Texas has since tried to augment a federal border policy that is widely viewed as inadequate with a series of dubiously legal policies. In addition to enacting SB 4, the state has constructed physical barriers — including razor wire fences and floating obstructions in the Rio Grande — intended to keep migrants out of the country (or, in at least one case, to cause them to drown while trying to enter).

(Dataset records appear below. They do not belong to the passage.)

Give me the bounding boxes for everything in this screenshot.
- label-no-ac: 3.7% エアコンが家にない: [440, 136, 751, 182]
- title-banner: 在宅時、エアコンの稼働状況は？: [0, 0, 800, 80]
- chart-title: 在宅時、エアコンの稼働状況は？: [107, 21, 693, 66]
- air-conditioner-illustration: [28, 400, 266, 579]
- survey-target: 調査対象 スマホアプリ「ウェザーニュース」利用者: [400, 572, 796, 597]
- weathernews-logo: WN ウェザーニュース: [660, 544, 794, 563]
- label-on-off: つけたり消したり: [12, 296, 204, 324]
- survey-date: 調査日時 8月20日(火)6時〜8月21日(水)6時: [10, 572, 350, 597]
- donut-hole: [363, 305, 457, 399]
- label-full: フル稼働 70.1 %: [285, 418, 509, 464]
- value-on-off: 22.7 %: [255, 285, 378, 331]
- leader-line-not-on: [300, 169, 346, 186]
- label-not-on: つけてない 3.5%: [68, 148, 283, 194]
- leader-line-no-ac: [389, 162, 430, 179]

In January, the Supreme Court ruled 5-4 that Texas could not use razor wire to prevent US Border Patrol agents from entering an area where migrants are present, with Chief Justice John Roberts and Barrett joining the Court’s three Democratic appointees.

President Biden, for what it is worth, agrees with Republicans that legal changes are necessary to limit border crossings. Indeed, he pressed Senate Democrats to negotiate a bipartisan bill that would make it harder for migrants to claim asylum, increase funding for immigration officials and detention facilities, and allow the government to close down border crossings if they exceed a certain level.

But, after Democratic and Republican negotiators agreed on a bill, much of the GOP abruptly pulled its support. According to Sen. Mitt Romney (R-UT), this happened because presumptive GOP presidential nominee Donald Trump told Republicans “he doesn’t want us to solve the border problem because he wants to blame Biden for it.”

And so, here we are, with an unpopular spike in southern migration overwhelming the US immigration system, and a Congress that is unable to address the problem because the leader of the GOP prefers chaos to a solution.

Texas Republicans, meanwhile, have their own answer. It just requires the Supreme Court to toss out more than a century of established law, and strip away the United States’ ability to speak with one voice on matters of foreign policy.

If Texas prevails in this lawsuit, the consequences will be unpredictable, and could be catastrophic. It would mean, as the Supreme Court warned in Hines, that states would gain broad leeway to act against foreign nationals — potentially endangering US relations with our allies, or worse.